Удивительно – и восхищения достойно – что Гоголь эту свою интонацию передал Хлестакову и сделал такой смешной. Правда, он вынужден был слегка мотивировать ее воздействием алкоголя под рыбу лабардан. Чтобы была по-человечески понятна.
Сам-то он лгал трезво и без улыбки – вроде как по расчету, но по расчету загадочному, едва ли не безумному, иногда рискованному. Скажем, когда (если, конечно, не врут в свою очередь попутчики) в собственной казенной подорожной выскребал после слова «коллежский» слово «регистратор» и вписывал: «асессор».

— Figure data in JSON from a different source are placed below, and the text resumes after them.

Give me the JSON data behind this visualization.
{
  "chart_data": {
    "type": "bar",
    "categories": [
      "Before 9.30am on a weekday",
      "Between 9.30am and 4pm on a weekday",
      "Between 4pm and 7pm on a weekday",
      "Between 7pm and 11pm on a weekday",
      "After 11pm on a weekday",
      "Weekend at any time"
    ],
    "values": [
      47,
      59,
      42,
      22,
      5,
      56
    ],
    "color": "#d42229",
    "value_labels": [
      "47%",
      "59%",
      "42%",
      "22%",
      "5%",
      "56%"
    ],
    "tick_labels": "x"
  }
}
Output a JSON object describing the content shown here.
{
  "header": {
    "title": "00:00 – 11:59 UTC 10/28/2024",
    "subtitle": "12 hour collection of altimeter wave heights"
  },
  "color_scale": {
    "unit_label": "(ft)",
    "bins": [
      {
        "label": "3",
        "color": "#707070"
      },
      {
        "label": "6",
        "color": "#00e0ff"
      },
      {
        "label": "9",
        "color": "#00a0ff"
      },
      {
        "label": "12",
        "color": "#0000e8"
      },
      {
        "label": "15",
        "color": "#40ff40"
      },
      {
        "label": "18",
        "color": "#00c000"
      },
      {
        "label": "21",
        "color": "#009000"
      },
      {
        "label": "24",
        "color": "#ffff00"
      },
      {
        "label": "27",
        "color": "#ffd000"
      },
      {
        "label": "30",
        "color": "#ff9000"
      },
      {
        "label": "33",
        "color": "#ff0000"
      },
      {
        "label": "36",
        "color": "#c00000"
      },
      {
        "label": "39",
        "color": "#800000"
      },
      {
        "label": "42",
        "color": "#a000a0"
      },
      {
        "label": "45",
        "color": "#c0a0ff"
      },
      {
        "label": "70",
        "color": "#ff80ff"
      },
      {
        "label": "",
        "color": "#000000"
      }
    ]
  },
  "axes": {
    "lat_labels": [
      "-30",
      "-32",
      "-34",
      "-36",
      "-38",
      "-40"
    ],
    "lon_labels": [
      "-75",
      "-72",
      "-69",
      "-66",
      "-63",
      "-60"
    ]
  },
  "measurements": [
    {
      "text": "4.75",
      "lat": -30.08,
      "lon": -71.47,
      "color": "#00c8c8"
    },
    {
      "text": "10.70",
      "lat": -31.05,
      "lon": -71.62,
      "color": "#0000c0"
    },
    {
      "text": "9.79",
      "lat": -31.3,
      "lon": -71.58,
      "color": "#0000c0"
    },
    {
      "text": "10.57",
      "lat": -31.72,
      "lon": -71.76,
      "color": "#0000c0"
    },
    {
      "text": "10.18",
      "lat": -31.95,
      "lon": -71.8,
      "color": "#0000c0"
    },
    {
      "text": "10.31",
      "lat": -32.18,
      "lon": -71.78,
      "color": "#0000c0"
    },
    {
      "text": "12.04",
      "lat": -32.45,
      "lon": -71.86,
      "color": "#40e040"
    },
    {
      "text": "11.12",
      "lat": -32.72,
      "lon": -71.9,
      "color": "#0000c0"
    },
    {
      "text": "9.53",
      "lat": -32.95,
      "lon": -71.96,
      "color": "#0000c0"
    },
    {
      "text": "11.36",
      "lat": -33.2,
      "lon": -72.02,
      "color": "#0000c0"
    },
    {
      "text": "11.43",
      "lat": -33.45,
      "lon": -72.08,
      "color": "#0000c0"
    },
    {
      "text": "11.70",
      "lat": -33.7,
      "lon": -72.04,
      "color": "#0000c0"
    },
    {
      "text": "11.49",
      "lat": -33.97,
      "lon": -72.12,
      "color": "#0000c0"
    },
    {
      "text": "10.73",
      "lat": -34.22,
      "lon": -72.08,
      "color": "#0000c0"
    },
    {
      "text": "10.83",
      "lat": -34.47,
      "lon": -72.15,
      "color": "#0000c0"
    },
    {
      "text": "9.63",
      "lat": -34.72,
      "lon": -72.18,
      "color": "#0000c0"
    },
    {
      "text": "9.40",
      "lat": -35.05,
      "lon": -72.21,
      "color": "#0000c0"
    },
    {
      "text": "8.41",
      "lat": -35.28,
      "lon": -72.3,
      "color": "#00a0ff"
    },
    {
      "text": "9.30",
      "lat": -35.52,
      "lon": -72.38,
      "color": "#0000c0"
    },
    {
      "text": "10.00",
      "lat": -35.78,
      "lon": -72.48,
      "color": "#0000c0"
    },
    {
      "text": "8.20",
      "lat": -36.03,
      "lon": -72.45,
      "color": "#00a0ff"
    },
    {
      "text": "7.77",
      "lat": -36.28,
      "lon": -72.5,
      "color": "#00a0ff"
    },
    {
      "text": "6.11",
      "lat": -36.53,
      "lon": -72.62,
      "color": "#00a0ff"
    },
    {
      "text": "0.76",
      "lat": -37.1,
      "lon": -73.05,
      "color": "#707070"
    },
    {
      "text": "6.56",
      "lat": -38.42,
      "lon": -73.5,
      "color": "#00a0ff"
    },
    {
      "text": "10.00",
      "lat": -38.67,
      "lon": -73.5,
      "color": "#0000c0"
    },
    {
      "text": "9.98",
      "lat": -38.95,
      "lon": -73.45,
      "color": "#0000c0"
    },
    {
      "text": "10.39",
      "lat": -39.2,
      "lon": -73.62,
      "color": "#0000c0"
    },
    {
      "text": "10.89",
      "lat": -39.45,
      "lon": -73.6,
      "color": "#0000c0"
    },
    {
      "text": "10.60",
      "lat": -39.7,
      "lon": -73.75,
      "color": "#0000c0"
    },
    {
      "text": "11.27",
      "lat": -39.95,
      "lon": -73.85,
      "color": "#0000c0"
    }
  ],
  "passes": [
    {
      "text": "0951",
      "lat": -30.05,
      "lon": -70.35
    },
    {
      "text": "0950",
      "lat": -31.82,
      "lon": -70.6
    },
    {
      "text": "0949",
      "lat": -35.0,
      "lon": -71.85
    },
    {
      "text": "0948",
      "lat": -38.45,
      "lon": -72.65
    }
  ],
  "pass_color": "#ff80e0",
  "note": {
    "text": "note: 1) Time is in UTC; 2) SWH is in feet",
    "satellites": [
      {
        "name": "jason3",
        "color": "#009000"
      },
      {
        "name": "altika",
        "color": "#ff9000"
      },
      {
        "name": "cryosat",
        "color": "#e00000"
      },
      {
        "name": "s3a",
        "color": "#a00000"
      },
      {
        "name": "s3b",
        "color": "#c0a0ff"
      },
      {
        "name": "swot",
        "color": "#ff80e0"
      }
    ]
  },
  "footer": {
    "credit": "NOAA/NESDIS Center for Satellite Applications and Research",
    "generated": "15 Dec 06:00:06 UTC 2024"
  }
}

Собственно, и сам сюжет комедии если не напоминает, то, по крайней мере, должен помнить про себя одну из самых эффектных мистификаций Гоголя: как он, вчерашний гимназист из провинции, притом отнюдь не отличник, сумел, обведя вокруг пальца некоторых влиятельных лиц, попасть на кафедру Санкт-Петербургского, прикиньте, университета.
Ну не профессором. Ну адъюнктом. Не все ли равно. Авантюра-то удалась. Продержался целый семестр (формально – кажется, даже два). Разыграл гениального ученого, как настоящий честолюбивый шарлатан, – и все (кроме студентов) поддались, подыграли – в том числе министр просвещения, а это вам не Городничий.
Который, видимо, в курсе дела, произнося знаменитое:
– Чему смеетесь? Над собою смеетесь!.. Эх вы!..
Но в действительности все обстоит еще замысловатей. Поскольку оболочка сюжета Гоголю не принадлежит.
А всю эту историю про то, как вся элита уездного города, вся его властная вертикаль, от Городничего до Почтмейстера, обмишурилась, приняв некоего незнакомца за знатного вельможу, и засуетилась на вверенных должностях, – сочинил славный писатель Вельтман, Александр Фомич, и напечатал в журнале «Библиотека для чтения», в октябрьской книжке 1835 года. Гоголь, как известно, еще 7 октября мучительно тосковал по сюжету («рука дрожит написать тем временем комедию»), а после этого числа тосковать перестал и написал «Ревизора» очень быстро. И, разумеется, комедия вышла несравненно лучше, чем эта повесть Вельтмана – «Провинциальные актеры». Хотя многие подробности совпадают.